I also suggest getting into a Victorian frame of mind by having lunch at Goddard's Pie Shop, which has been serving pie and mash since 1890. After a cheese and onion pie and mash (with liquor) and a bottle of London Pride, I was ready to go.


A big theme of the exhibition is that this is a story about 129 individual lives – men and boys who'd left families and friends at home, anxiously waiting for news. In front of the museum, there's a mass of banners, each representing a member of the lost expedition. The design is based on a sledge flag made by Lady Jane Franklin for one of the search expeditions, and carries the inspirational motto, 'Hope On Hope Ever'.



We looked for Harry Goodsir and found him. 

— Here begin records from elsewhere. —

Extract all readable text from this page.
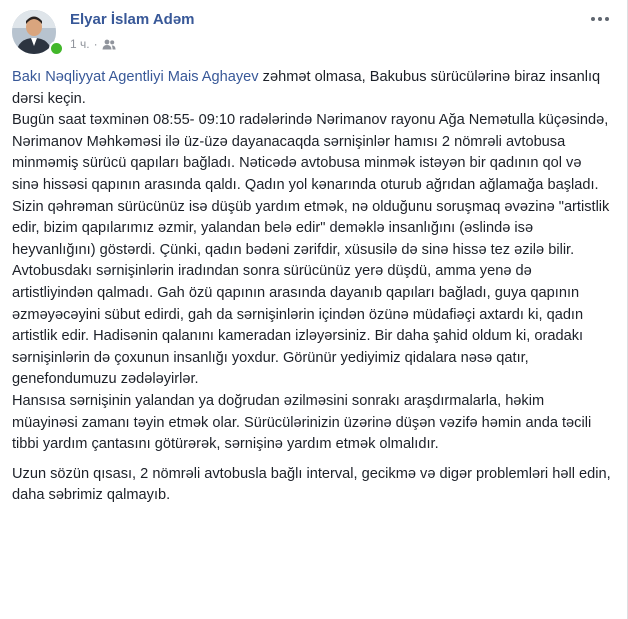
Elyar İslam Adəm
1 ч. ·

Bakı Nəqliyyat Agentliyi Mais Aghayev zəhmət olmasa, Bakubus sürücülərinə biraz insanlıq dərsi keçin.

Bugün saat təxminən 08:55- 09:10 radələrində Nərimanov rayonu Ağa Nemətulla küçəsində, Nərimanov Məhkəməsi ilə üz-üzə dayanacaqda sərnişinlər hamısı 2 nömrəli avtobusa minməmiş sürücü qapıları bağladı. Nəticədə avtobusa minmək istəyən bir qadının qol və sinə hissəsi qapının arasında qaldı. Qadın yol kənarında oturub ağrıdan ağlamağa başladı. Sizin qəhrəman sürücünüz isə düşüb yardım etmək, nə olduğunu soruşmaq əvəzinə "artistlik edir, bizim qapılarımız əzmir, yalandan belə edir" deməklə insanlığını (əslində isə heyvanlığını) göstərdi. Çünki, qadın bədəni zərifdir, xüsusilə də sinə hissə tez əzilə bilir. Avtobusdakı sərnişinlərin iradından sonra sürücünüz yerə düşdü, amma yenə də artistliyindən qalmadı. Gah özü qapının arasında dayanıb qapıları bağladı, guya qapının əzməyəcəyini sübut edirdi, gah da sərnişinlərin içindən özünə müdafiəçi axtardı ki, qadın artistlik edir. Hadisənin qalanını kameradan izləyərsiniz. Bir daha şahid oldum ki, oradakı sərnişinlərin də çoxunun insanlığı yoxdur. Görünür yediyimiz qidalara nəsə qatır, genefondumuzu zədələyirlər.

Hansısa sərnişinin yalandan ya doğrudan əzilməsini sonrakı araşdırmalarla, həkim müayinəsi zamanı təyin etmək olar. Sürücülərinizin üzərinə düşən vəzifə həmin anda təcili tibbi yardım çantasını götürərək, sərnişinə yardım etmək olmalıdır.

Uzun sözün qısası, 2 nömrəli avtobusla bağlı interval, gecikmə və digər problemləri həll edin, daha səbrimiz qalmayıb.
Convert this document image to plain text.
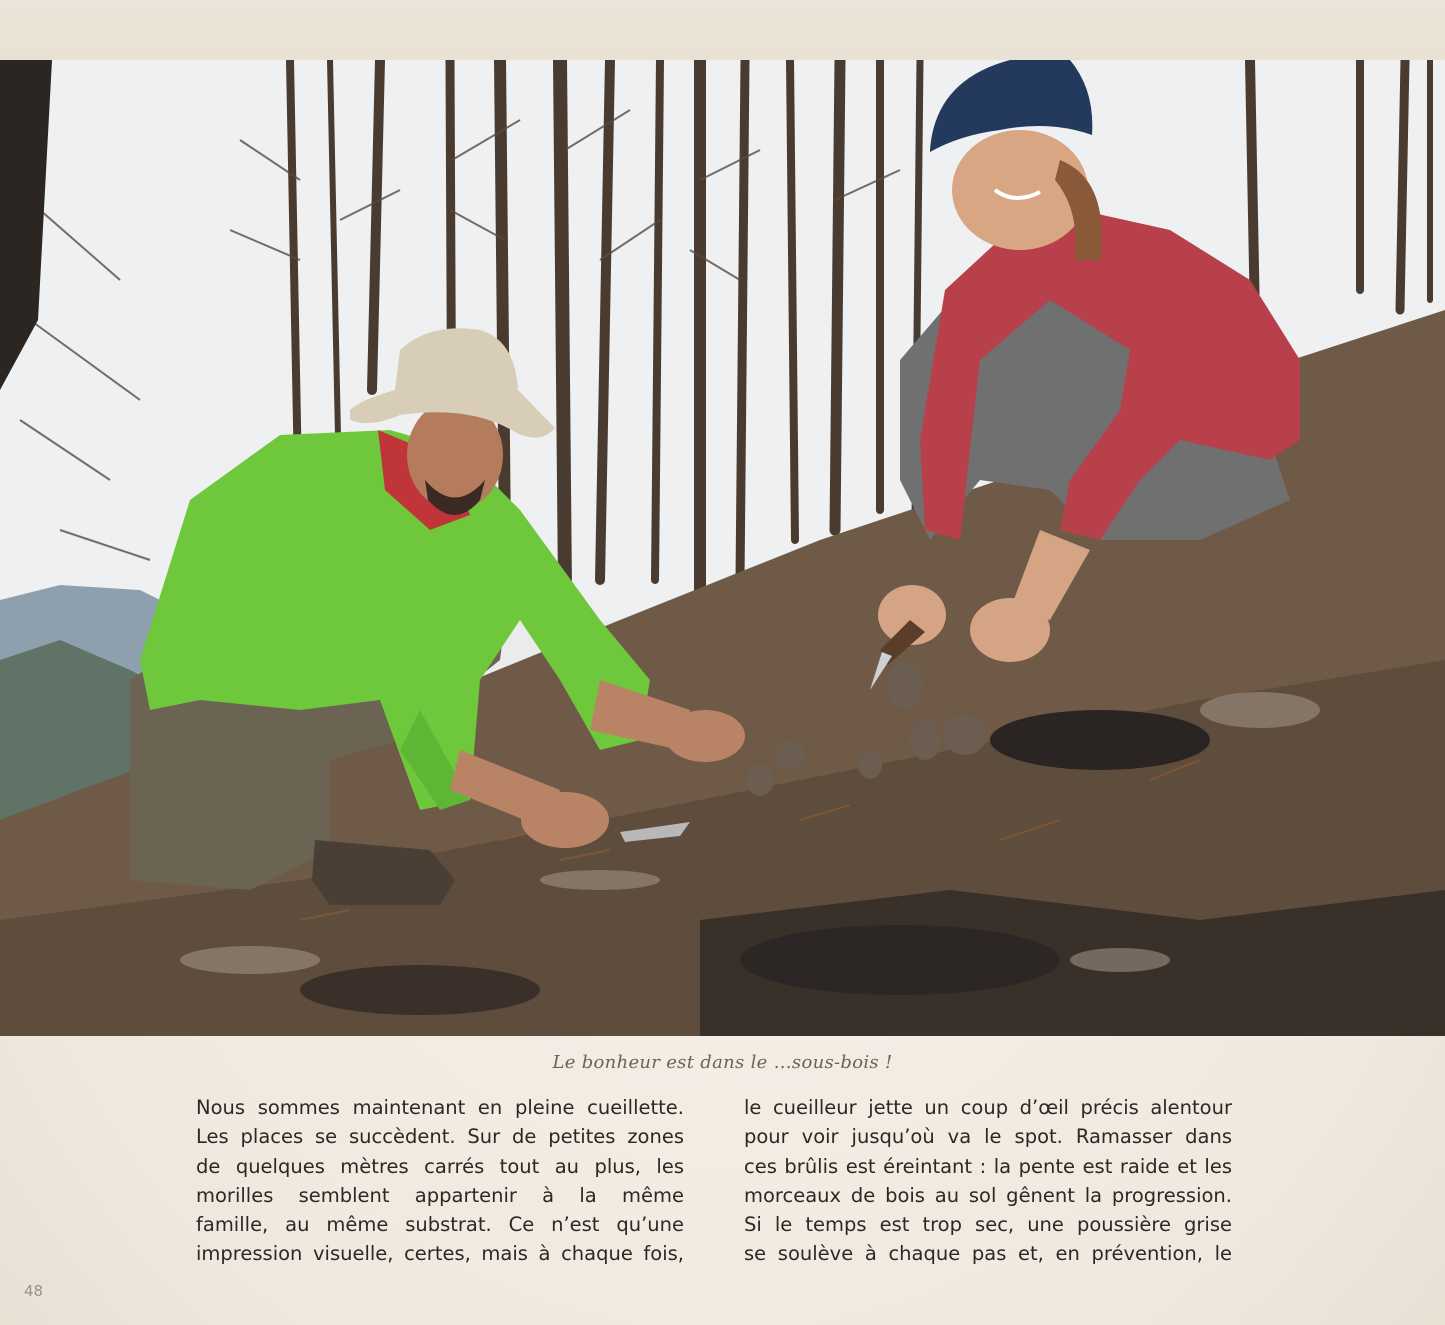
Le bonheur est dans le …sous-bois !
Nous sommes maintenant en pleine cueillette.
Les places se succèdent. Sur de petites zones
de quelques mètres carrés tout au plus, les
morilles semblent appartenir à la même
famille, au même substrat. Ce n’est qu’une
impression visuelle, certes, mais à chaque fois,
le cueilleur jette un coup d’œil précis alentour
pour voir jusqu’où va le spot. Ramasser dans
ces brûlis est éreintant : la pente est raide et les
morceaux de bois au sol gênent la progression.
Si le temps est trop sec, une poussière grise
se soulève à chaque pas et, en prévention, le
48
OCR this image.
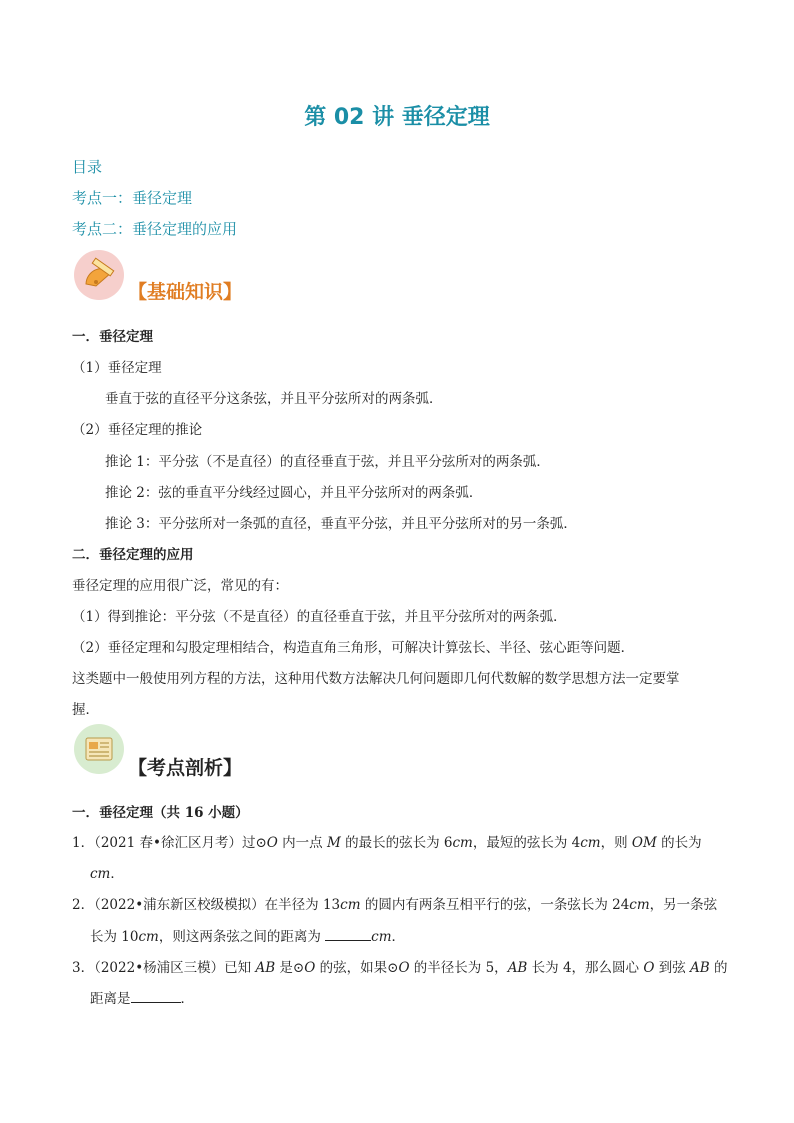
第 02 讲 垂径定理
目录
考点一：垂径定理
考点二：垂径定理的应用
【基础知识】
一．垂径定理
（1）垂径定理
垂直于弦的直径平分这条弦，并且平分弦所对的两条弧．
（2）垂径定理的推论
推论 1：平分弦（不是直径）的直径垂直于弦，并且平分弦所对的两条弧．
推论 2：弦的垂直平分线经过圆心，并且平分弦所对的两条弧．
推论 3：平分弦所对一条弧的直径，垂直平分弦，并且平分弦所对的另一条弧．
二．垂径定理的应用
垂径定理的应用很广泛，常见的有：
（1）得到推论：平分弦（不是直径）的直径垂直于弦，并且平分弦所对的两条弧．
（2）垂径定理和勾股定理相结合，构造直角三角形，可解决计算弦长、半径、弦心距等问题．
这类题中一般使用列方程的方法，这种用代数方法解决几何问题即几何代数解的数学思想方法一定要掌
握．
【考点剖析】
一．垂径定理（共 16 小题）
1．（2021 春•徐汇区月考）过⊙O 内一点 M 的最长的弦长为 6cm，最短的弦长为 4cm，则 OM 的长为
cm．
2．（2022•浦东新区校级模拟）在半径为 13cm 的圆内有两条互相平行的弦，一条弦长为 24cm，另一条弦
长为 10cm，则这两条弦之间的距离为	cm．
3．（2022•杨浦区三模）已知 AB 是⊙O 的弦，如果⊙O 的半径长为 5，AB 长为 4，那么圆心 O 到弦 AB 的
距离是	．
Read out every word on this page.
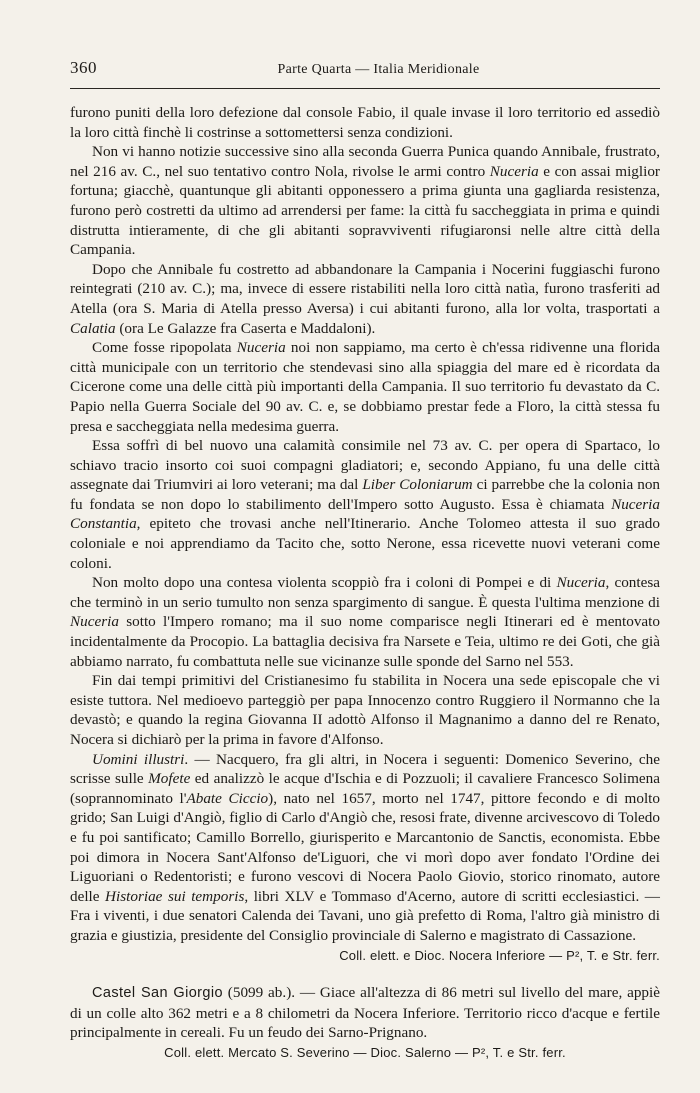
360	Parte Quarta — Italia Meridionale

furono puniti della loro defezione dal console Fabio, il quale invase il loro territorio ed assediò la loro città finchè li costrinse a sottomettersi senza condizioni.

Non vi hanno notizie successive sino alla seconda Guerra Punica quando Annibale, frustrato, nel 216 av. C., nel suo tentativo contro Nola, rivolse le armi contro Nuceria e con assai miglior fortuna; giacchè, quantunque gli abitanti opponessero a prima giunta una gagliarda resistenza, furono però costretti da ultimo ad arrendersi per fame: la città fu saccheggiata in prima e quindi distrutta intieramente, di che gli abitanti sopravviventi rifugiaronsi nelle altre città della Campania.

Dopo che Annibale fu costretto ad abbandonare la Campania i Nocerini fuggiaschi furono reintegrati (210 av. C.); ma, invece di essere ristabiliti nella loro città natìa, furono trasferiti ad Atella (ora S. Maria di Atella presso Aversa) i cui abitanti furono, alla lor volta, trasportati a Calatia (ora Le Galazze fra Caserta e Maddaloni).

Come fosse ripopolata Nuceria noi non sappiamo, ma certo è ch'essa ridivenne una florida città municipale con un territorio che stendevasi sino alla spiaggia del mare ed è ricordata da Cicerone come una delle città più importanti della Campania. Il suo territorio fu devastato da C. Papio nella Guerra Sociale del 90 av. C. e, se dobbiamo prestar fede a Floro, la città stessa fu presa e saccheggiata nella medesima guerra.

Essa soffrì di bel nuovo una calamità consimile nel 73 av. C. per opera di Spartaco, lo schiavo tracio insorto coi suoi compagni gladiatori; e, secondo Appiano, fu una delle città assegnate dai Triumviri ai loro veterani; ma dal Liber Coloniarum ci parrebbe che la colonia non fu fondata se non dopo lo stabilimento dell'Impero sotto Augusto. Essa è chiamata Nuceria Constantia, epiteto che trovasi anche nell'Itinerario. Anche Tolomeo attesta il suo grado coloniale e noi apprendiamo da Tacito che, sotto Nerone, essa ricevette nuovi veterani come coloni.

Non molto dopo una contesa violenta scoppiò fra i coloni di Pompei e di Nuceria, contesa che terminò in un serio tumulto non senza spargimento di sangue. È questa l'ultima menzione di Nuceria sotto l'Impero romano; ma il suo nome comparisce negli Itinerari ed è mentovato incidentalmente da Procopio. La battaglia decisiva fra Narsete e Teia, ultimo re dei Goti, che già abbiamo narrato, fu combattuta nelle sue vicinanze sulle sponde del Sarno nel 553.

Fin dai tempi primitivi del Cristianesimo fu stabilita in Nocera una sede episcopale che vi esiste tuttora. Nel medioevo parteggiò per papa Innocenzo contro Ruggiero il Normanno che la devastò; e quando la regina Giovanna II adottò Alfonso il Magnanimo a danno del re Renato, Nocera si dichiarò per la prima in favore d'Alfonso.

Uomini illustri. — Nacquero, fra gli altri, in Nocera i seguenti: Domenico Severino, che scrisse sulle Mofete ed analizzò le acque d'Ischia e di Pozzuoli; il cavaliere Francesco Solimena (soprannominato l'Abate Ciccio), nato nel 1657, morto nel 1747, pittore fecondo e di molto grido; San Luigi d'Angiò, figlio di Carlo d'Angiò che, resosi frate, divenne arcivescovo di Toledo e fu poi santificato; Camillo Borrello, giurisperito e Marcantonio de Sanctis, economista. Ebbe poi dimora in Nocera Sant'Alfonso de'Liguori, che vi morì dopo aver fondato l'Ordine dei Liguoriani o Redentoristi; e furono vescovi di Nocera Paolo Giovio, storico rinomato, autore delle Historiae sui temporis, libri XLV e Tommaso d'Acerno, autore di scritti ecclesiastici. — Fra i viventi, i due senatori Calenda dei Tavani, uno già prefetto di Roma, l'altro già ministro di grazia e giustizia, presidente del Consiglio provinciale di Salerno e magistrato di Cassazione.

Coll. elett. e Dioc. Nocera Inferiore — P², T. e Str. ferr.

Castel San Giorgio (5099 ab.). — Giace all'altezza di 86 metri sul livello del mare, appiè di un colle alto 362 metri e a 8 chilometri da Nocera Inferiore. Territorio ricco d'acque e fertile principalmente in cereali. Fu un feudo dei Sarno-Prignano.

Coll. elett. Mercato S. Severino — Dioc. Salerno — P², T. e Str. ferr.
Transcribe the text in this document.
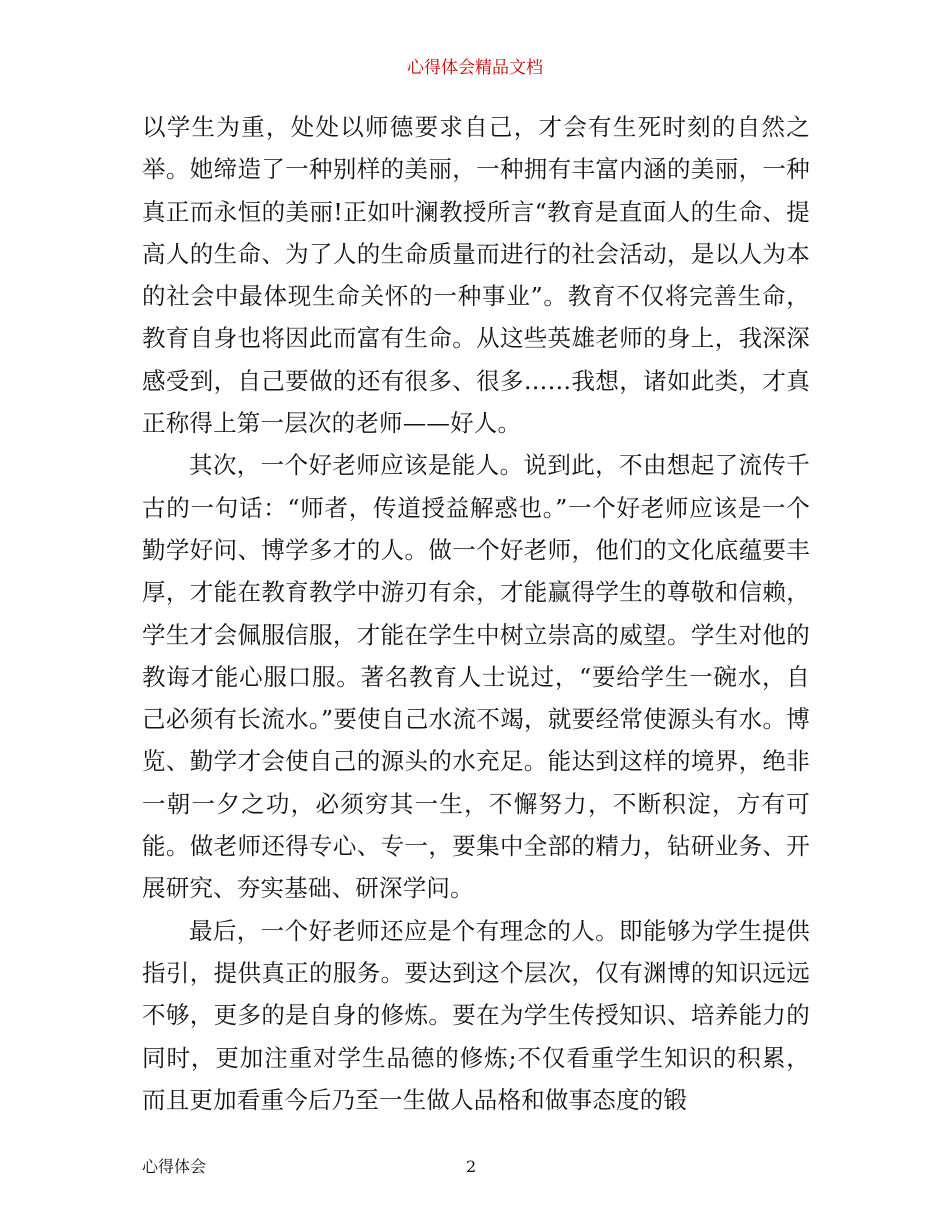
心得体会精品文档

以学生为重，处处以师德要求自己，才会有生死时刻的自然之举。她缔造了一种别样的美丽，一种拥有丰富内涵的美丽，一种真正而永恒的美丽!正如叶澜教授所言“教育是直面人的生命、提高人的生命、为了人的生命质量而进行的社会活动，是以人为本的社会中最体现生命关怀的一种事业”。教育不仅将完善生命，教育自身也将因此而富有生命。从这些英雄老师的身上，我深深感受到，自己要做的还有很多、很多……我想，诸如此类，才真正称得上第一层次的老师——好人。

其次，一个好老师应该是能人。说到此，不由想起了流传千古的一句话：“师者，传道授益解惑也。”一个好老师应该是一个勤学好问、博学多才的人。做一个好老师，他们的文化底蕴要丰厚，才能在教育教学中游刃有余，才能赢得学生的尊敬和信赖，学生才会佩服信服，才能在学生中树立崇高的威望。学生对他的教诲才能心服口服。著名教育人士说过，“要给学生一碗水，自己必须有长流水。”要使自己水流不竭，就要经常使源头有水。博览、勤学才会使自己的源头的水充足。能达到这样的境界，绝非一朝一夕之功，必须穷其一生，不懈努力，不断积淀，方有可能。做老师还得专心、专一，要集中全部的精力，钻研业务、开展研究、夯实基础、研深学问。

最后，一个好老师还应是个有理念的人。即能够为学生提供指引，提供真正的服务。要达到这个层次，仅有渊博的知识远远不够，更多的是自身的修炼。要在为学生传授知识、培养能力的同时，更加注重对学生品德的修炼;不仅看重学生知识的积累，而且更加看重今后乃至一生做人品格和做事态度的锻

心得体会	2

The first thing you see on going in is a single shoe, lined with sealskin for additional warmth. Here's a screenshot from a youtube video in which Marc-Andre Bernier (Underwater Archaeology Manager for Parks Canada) talks about the shoeI love the way that the exhibition allows the visitor the space to focus on individual objects like this.
 

THE ICY WORLD OF THE INUIT

We move from this dark space into a bright room, with projections of Arctic scenery on the walls. This represents the world of the Inuit. In the centre, there's a magnificent kayak and two sets of fur clothing. Gathered around is a collection of beautifully made tools, which the Inuit made from knives, files, copper and wood found in Franklin's camps. The one you can see here is a snow knife, used to cut blocks of snow to make igloos. Its blade is from a table knife made by Wigfall and Company of Sheffield. The explorer John Rae bought this knife in 1854 in Repulse Bay from some Inuit who told him the fate of the expedition. With one of these knives, an Inuk could make a shelter in minutes, and one much warmer than the flimsy tents that the Naval explorers carried with them. Imagine the story this knife could tell!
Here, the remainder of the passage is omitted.